HIV seropositivity was determined either with two complementary enzyme-linked immunosorbent assays (ELISAs) [22] or using a rapid testing strategy with Determine (Abbott), followed by Genie II (BioRad), as recommended by WHO [23], with an ELISA confirmatory testing for discrepant results. CD4+ count was measured using FACScan (Becton Dickinson, Flatlands, NJ) and plasma HIV-1 RNA was quantified using a real-time PCR assay (Generic HIV Viral Load^®, Biocentric, Bandol, France), with a lower limit of detection of 300 [2.48 log₁₀] copies/ml [24]. HSV-2 serology was performed using a specific IgG2 ELISA (Kalon Biologicals) with high sensitivity and specificity in African serum samples [25].

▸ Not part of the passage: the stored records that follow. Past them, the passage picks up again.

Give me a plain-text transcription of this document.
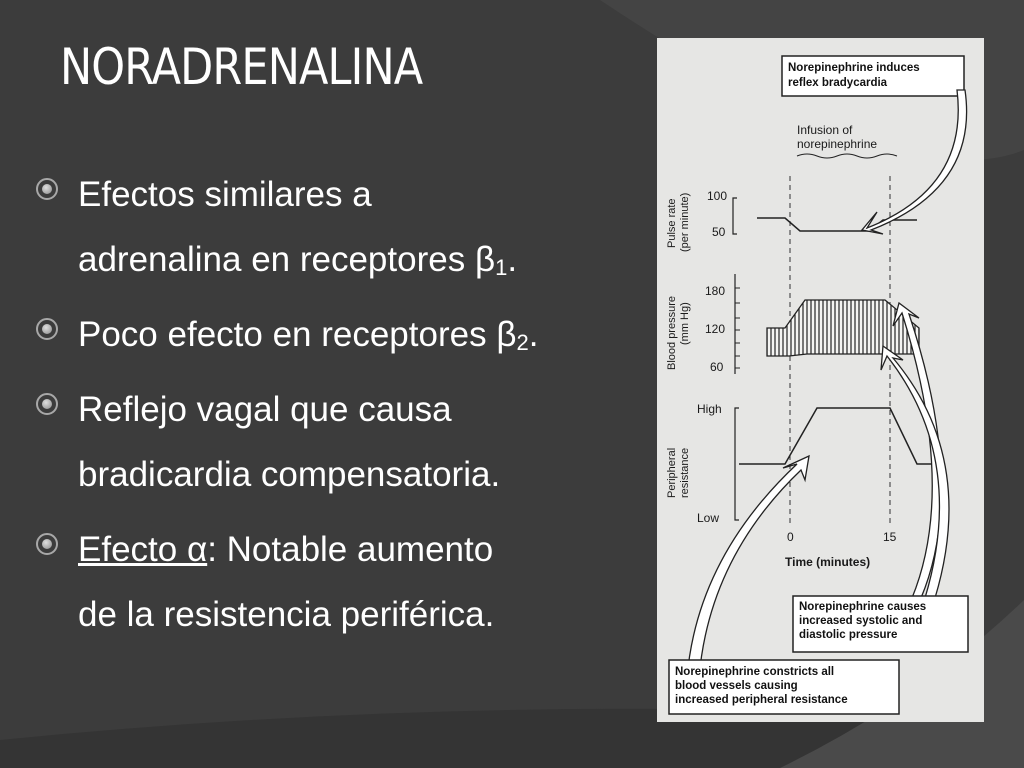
NORADRENALINA
Efectos similares a
adrenalina en receptores $\beta_1$.
Poco efecto en receptores $\beta_2$.
Reflejo vagal que causa
bradicardia compensatoria.
Efecto α: Notable aumento
de la resistencia periférica.
Norepinephrine induces
reflex bradycardia
Infusion of
norepinephrine
Pulse rate (per minute) 100
50
Blood pressure (mm Hg)
180
120
60
Peripheral resistance
High
Low
0	15
Time (minutes)
Norepinephrine causes
increased systolic and
diastolic pressure
Norepinephrine constricts all
blood vessels causing
increased peripheral resistance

Data on adverse events were obtained from visit forms and from routine and acute laboratory investigations, including haemograms, kidney and liver functions. Laboratory tests were planned at 2, 4, and 16 weeks, then every 4 months and when clinically indicated. Serious adverse events were defined based on the ANRS scaling system [26].

Statistical analysis

Outcomes for HAART efficacy in this study included: (i) mortality rates; (ii) median values for CD4+ T-cell count and CD4+ T-cell gain at 6, 12, 24, and 36 months after HAART initiation; (iii) virological success, defined as two consecutive samples with undetectable HIV-1 PVL (< 300 copies/ml) after HAART initiation; (iv) primary virological failure, defined as persistence of detectable HIV-1 PVL 6 months after HAART initiation; and (v) secondary virological failure, defined by at least one plasma sample with detectable HIV-1 RNA, not due to HAART interruption, after initial virological success.

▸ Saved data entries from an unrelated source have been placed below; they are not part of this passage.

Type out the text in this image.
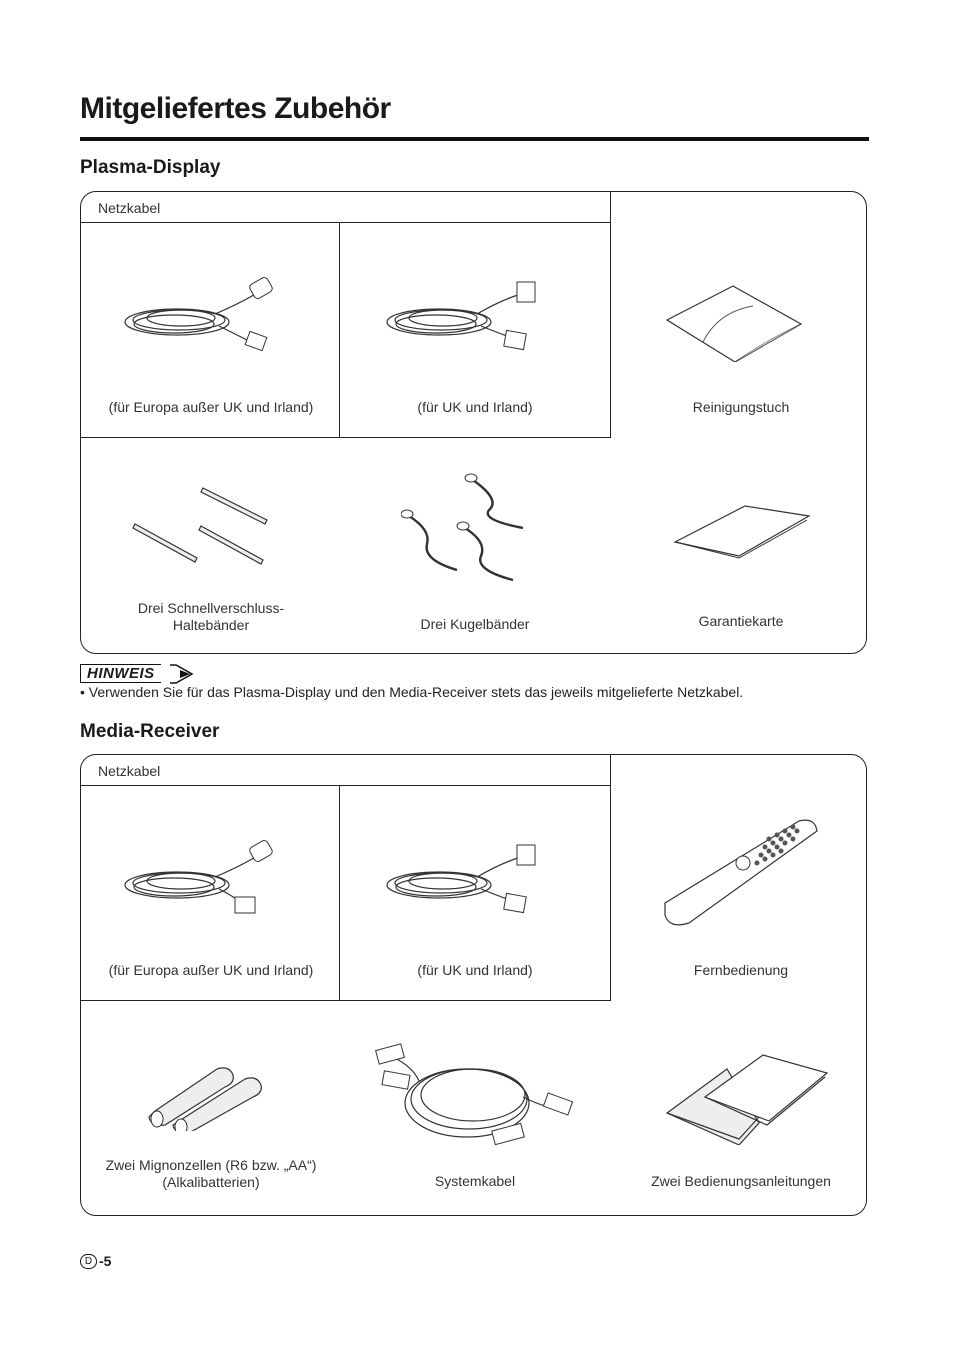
Mitgeliefertes Zubehör
Plasma-Display
Netzkabel
(für Europa außer UK und Irland)	(für UK und Irland)	Reinigungstuch
Drei Schnellverschluss-
Haltebänder	Drei Kugelbänder	Garantiekarte
HINWEIS
• Verwenden Sie für das Plasma-Display und den Media-Receiver stets das jeweils mitgelieferte Netzkabel.
Media-Receiver
Netzkabel
(für Europa außer UK und Irland)	(für UK und Irland)	Fernbedienung
Zwei Mignonzellen (R6 bzw. „AA“)
(Alkalibatterien)	Systemkabel	Zwei Bedienungsanleitungen
D -5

Participants were considered lost to follow-up if their last contact with the study team was at least 6 months prior to the study end, i.e., if no information on vital status could be recorded between 30 April and 30 October 2007.

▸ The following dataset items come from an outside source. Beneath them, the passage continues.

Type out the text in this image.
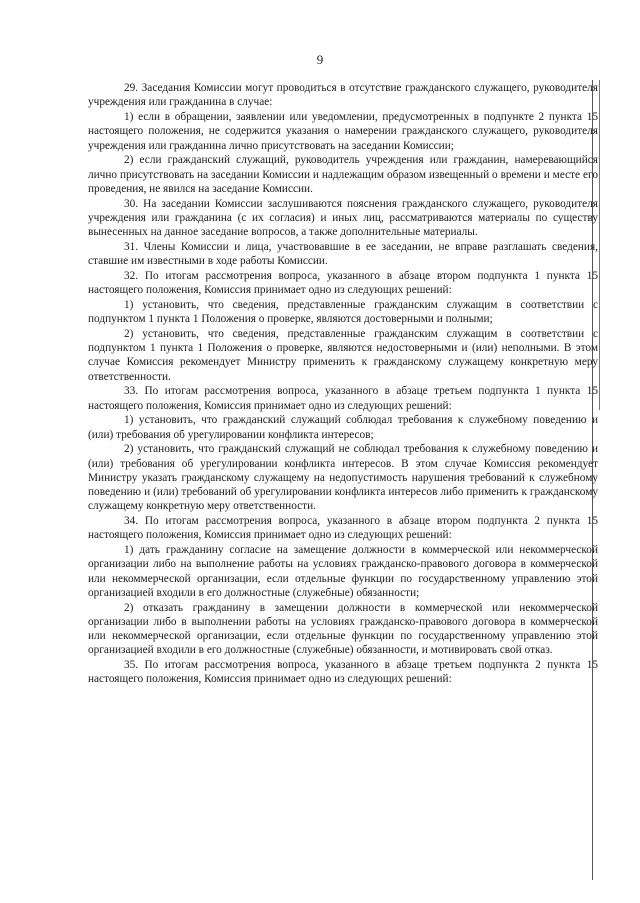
9

29. Заседания Комиссии могут проводиться в отсутствие гражданского служащего, руководителя учреждения или гражданина в случае:

1) если в обращении, заявлении или уведомлении, предусмотренных в подпункте 2 пункта 15 настоящего положения, не содержится указания о намерении гражданского служащего, руководителя учреждения или гражданина лично присутствовать на заседании Комиссии;

2) если гражданский служащий, руководитель учреждения или гражданин, намеревающийся лично присутствовать на заседании Комиссии и надлежащим образом извещенный о времени и месте его проведения, не явился на заседание Комиссии.

30. На заседании Комиссии заслушиваются пояснения гражданского служащего, руководителя учреждения или гражданина (с их согласия) и иных лиц, рассматриваются материалы по существу вынесенных на данное заседание вопросов, а также дополнительные материалы.

31. Члены Комиссии и лица, участвовавшие в ее заседании, не вправе разглашать сведения, ставшие им известными в ходе работы Комиссии.

32. По итогам рассмотрения вопроса, указанного в абзаце втором подпункта 1 пункта 15 настоящего положения, Комиссия принимает одно из следующих решений:

1) установить, что сведения, представленные гражданским служащим в соответствии с подпунктом 1 пункта 1 Положения о проверке, являются достоверными и полными;

2) установить, что сведения, представленные гражданским служащим в соответствии с подпунктом 1 пункта 1 Положения о проверке, являются недостоверными и (или) неполными. В этом случае Комиссия рекомендует Министру применить к гражданскому служащему конкретную меру ответственности.

33. По итогам рассмотрения вопроса, указанного в абзаце третьем подпункта 1 пункта 15 настоящего положения, Комиссия принимает одно из следующих решений:

1) установить, что гражданский служащий соблюдал требования к служебному поведению и (или) требования об урегулировании конфликта интересов;

2) установить, что гражданский служащий не соблюдал требования к служебному поведению и (или) требования об урегулировании конфликта интересов. В этом случае Комиссия рекомендует Министру указать гражданскому служащему на недопустимость нарушения требований к служебному поведению и (или) требований об урегулировании конфликта интересов либо применить к гражданскому служащему конкретную меру ответственности.

34. По итогам рассмотрения вопроса, указанного в абзаце втором подпункта 2 пункта 15 настоящего положения, Комиссия принимает одно из следующих решений:

1) дать гражданину согласие на замещение должности в коммерческой или некоммерческой организации либо на выполнение работы на условиях гражданско-правового договора в коммерческой или некоммерческой организации, если отдельные функции по государственному управлению этой организацией входили в его должностные (служебные) обязанности;

2) отказать гражданину в замещении должности в коммерческой или некоммерческой организации либо в выполнении работы на условиях гражданско-правового договора в коммерческой или некоммерческой организации, если отдельные функции по государственному управлению этой организацией входили в его должностные (служебные) обязанности, и мотивировать свой отказ.

35. По итогам рассмотрения вопроса, указанного в абзаце третьем подпункта 2 пункта 15 настоящего положения, Комиссия принимает одно из следующих решений:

Mortality probability was estimated using the Kaplan-Meier method. Undetectable PVLs were allocated a value equal to half the detection threshold, and plasma HIV-1 RNA copies/ml were log₁₀ transformed to normalise their distribution.

HAART adherence was assessed every month by pill count and expressed as the mean of the proportion of pills taken to pills that should have been taken, for each antiretroviral drug during the previous 30 days.

The statistical analysis was conducted using Stata version 9.0 (Stata Corp, Texas). Univariate comparisons were performed using the Chi-2 test for qualitative outcomes and the Student t-test for quantitative outcomes. The log-rank test was used to assess unadjusted differences between the survival Kaplan-Meier curves.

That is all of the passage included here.